By Howard Wilkinson
The Cincinnati Enquirer
Ordinarily, the more than 500 members of the Citizens on Patrol Program walk the streets of 21 Cincinnati neighborhoods on the lookout for crime, carrying nothing more than a police radio and a cell phone.
Thursday night, at a Northside bar, one of those patrol members, 54-year-old Harold McKinney, found some crime. And he was carrying a semiautomatic pistol.
Police say McKinney shot an 18-year-old Walnut Hills man, Joseph Person, while Person and DeMeico Hester, 18, also of Walnut Hills, were attempting an armed robbery of Junker's Tavern on Langland Avenue shortly after 11 p.m.
Person was shot in the head and remained in critical condition Friday afternoon at University Hospital. Hester, police said, fled the bar after his partner was shot. He was found later hiding in the heating shaft of a coin laundry next door. Person was charged with two counts of aggravated robbery.

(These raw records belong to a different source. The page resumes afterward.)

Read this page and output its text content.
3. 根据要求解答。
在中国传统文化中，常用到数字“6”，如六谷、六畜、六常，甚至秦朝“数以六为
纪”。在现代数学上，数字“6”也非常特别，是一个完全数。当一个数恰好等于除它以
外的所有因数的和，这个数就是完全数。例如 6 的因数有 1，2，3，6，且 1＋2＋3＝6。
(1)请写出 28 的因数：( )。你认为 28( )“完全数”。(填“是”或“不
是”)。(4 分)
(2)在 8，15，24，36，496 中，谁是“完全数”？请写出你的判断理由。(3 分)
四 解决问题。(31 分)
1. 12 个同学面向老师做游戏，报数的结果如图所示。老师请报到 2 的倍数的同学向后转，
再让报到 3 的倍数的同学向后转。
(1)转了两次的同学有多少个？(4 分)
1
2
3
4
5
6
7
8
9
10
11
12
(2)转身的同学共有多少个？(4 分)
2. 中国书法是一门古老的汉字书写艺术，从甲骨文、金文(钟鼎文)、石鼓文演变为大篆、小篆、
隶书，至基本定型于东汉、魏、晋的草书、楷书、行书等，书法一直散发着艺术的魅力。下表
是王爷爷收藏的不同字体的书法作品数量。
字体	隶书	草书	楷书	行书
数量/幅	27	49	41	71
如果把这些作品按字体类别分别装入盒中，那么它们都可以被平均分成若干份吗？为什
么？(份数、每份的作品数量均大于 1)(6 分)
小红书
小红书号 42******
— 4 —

Hester was charged with one count of aggravated robbery.
But police also charged McKinney with felonious assault and carrying a weapon inside a tavern. He remains in the Hamilton County Justice Center on no bond. He will be arraigned at 9 a.m. today in Hamilton County Municipal Court.

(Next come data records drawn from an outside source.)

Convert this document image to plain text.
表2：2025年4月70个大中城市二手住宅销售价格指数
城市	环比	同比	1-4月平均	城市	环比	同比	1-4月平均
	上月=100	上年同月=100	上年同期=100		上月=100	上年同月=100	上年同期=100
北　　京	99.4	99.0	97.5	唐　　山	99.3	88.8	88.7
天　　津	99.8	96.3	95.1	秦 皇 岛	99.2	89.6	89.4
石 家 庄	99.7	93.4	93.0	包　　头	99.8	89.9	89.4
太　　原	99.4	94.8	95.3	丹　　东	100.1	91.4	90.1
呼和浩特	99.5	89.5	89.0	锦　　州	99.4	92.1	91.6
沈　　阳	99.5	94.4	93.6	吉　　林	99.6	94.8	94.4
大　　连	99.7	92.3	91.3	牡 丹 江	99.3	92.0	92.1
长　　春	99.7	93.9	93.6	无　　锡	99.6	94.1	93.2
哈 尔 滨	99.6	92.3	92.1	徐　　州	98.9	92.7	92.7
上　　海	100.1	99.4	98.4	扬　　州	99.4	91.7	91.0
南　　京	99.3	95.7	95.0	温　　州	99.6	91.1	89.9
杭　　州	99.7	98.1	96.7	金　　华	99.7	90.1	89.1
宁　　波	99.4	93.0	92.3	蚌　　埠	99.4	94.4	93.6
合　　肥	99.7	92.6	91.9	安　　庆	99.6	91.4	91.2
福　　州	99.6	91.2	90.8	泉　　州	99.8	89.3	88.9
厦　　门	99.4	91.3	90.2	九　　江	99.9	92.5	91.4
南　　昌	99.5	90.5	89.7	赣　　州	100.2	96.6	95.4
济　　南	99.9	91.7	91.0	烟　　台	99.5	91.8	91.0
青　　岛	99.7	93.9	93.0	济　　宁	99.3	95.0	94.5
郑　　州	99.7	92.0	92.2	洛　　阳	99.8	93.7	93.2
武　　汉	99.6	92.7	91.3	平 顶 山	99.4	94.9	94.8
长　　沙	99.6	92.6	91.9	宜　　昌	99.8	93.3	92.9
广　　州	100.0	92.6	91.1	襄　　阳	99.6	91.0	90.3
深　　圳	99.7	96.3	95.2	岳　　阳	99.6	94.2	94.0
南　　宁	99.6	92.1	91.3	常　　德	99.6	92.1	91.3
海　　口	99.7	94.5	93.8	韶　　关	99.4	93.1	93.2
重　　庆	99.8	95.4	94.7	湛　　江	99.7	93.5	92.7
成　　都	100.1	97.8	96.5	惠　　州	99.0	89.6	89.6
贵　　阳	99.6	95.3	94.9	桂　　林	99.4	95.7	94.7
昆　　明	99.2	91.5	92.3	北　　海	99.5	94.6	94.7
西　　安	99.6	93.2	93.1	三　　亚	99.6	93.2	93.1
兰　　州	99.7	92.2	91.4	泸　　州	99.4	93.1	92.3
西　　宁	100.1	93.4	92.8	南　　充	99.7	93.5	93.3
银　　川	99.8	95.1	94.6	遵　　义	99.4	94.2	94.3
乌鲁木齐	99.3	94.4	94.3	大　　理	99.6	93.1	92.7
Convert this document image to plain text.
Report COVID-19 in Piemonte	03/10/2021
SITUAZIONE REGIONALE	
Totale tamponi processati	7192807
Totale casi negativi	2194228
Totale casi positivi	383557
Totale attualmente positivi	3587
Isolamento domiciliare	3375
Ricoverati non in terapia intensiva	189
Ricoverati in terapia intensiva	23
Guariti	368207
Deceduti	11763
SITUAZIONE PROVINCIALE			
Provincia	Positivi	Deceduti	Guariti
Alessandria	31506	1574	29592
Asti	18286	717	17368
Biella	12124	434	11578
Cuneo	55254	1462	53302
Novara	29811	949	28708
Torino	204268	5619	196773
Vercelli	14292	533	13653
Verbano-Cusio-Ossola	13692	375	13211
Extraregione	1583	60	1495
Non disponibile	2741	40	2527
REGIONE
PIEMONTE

Police said Friday that COPP members are told plainly that they are never to carry weapons and to never intervene in a crime in progress.
"When he did that, he was not a member of COPP,'' said Officer Eric Franz, who trains COPP members in how to patrol their neighborhoods. "He was just a guy in a bar.''
All the COPP recruits are told "over and over again'' that they are not to try to stop criminals themselves: They are supposed to call the police.

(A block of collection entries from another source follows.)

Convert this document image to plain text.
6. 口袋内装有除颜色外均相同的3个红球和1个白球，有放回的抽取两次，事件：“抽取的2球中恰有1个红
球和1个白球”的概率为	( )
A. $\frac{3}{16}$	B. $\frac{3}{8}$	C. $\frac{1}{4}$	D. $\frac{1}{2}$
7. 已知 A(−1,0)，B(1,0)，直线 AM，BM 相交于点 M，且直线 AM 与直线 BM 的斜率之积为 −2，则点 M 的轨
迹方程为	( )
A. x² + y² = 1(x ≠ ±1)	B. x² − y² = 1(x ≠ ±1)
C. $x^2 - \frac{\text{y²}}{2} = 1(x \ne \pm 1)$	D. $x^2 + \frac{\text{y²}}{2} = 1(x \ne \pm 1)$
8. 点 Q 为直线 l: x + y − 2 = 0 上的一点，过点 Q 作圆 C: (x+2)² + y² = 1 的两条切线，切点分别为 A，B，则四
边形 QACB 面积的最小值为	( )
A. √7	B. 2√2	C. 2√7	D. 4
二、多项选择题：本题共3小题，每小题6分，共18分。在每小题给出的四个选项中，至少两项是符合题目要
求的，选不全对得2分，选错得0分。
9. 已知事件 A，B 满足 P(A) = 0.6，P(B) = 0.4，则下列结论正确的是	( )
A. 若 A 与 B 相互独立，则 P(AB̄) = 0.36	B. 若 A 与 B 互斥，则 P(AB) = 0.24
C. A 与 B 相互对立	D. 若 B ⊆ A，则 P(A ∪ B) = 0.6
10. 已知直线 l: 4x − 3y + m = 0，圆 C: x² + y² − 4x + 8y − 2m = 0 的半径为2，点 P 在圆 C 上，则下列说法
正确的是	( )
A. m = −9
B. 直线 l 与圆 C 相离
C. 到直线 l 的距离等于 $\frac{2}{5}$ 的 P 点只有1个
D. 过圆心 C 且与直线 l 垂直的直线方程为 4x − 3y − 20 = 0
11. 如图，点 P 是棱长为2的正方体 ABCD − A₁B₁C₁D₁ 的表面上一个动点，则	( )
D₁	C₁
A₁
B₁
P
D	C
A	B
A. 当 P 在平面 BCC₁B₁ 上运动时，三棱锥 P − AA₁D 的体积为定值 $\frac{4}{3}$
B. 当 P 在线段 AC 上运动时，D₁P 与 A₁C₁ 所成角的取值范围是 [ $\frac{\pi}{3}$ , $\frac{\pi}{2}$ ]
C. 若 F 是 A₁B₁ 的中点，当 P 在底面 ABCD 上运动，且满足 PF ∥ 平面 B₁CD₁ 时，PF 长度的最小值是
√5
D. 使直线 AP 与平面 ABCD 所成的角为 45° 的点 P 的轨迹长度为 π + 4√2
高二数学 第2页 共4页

The motto of the COPP program is straightforward: "See it, hear it, report it.''
COPP volunteers go through a 20-hour training program that includes 12 hours of classroom work and eight hours of "ride-alongs" with Cincinnati police officers.
Franz said he does not know McKinney well but said he remembers him going through the training.
"I don't know what this guy was thinking," Franz said.
"Whatever he did, he did on his own. It has nothing to do with what has been a successful program. These people have been our eyes and ears."
Thursday night, McKinney was one of a handful of patrons in the bar when two men in hoods that hid their faces walked in waving handguns.
One of them, according to witnesses, pointed a gun at a 68-year-old woman who was tending bar and shouted, "This is a robbery. Nobody move.''
Todman Emmons, 39, of Northside was standing at the bar talking to his roommate and McKinney when the two gunmen entered.
At first, he said, he thought it was a joke, but it became very real when one of the men wheeled around and pointed a gun directly in his face.
"It was all over real quick,'' Emmons said. "The one guy was pointing a gun at me and the other guy was behind the bar, trying to open the register. Then, Hal (McKinney) pulls his gun and shoots.''
Emmons and his roommate held the wounded man on the floor of the bar until police arrived minutes later. Police found the $16 one of the robbers had taken off the bar.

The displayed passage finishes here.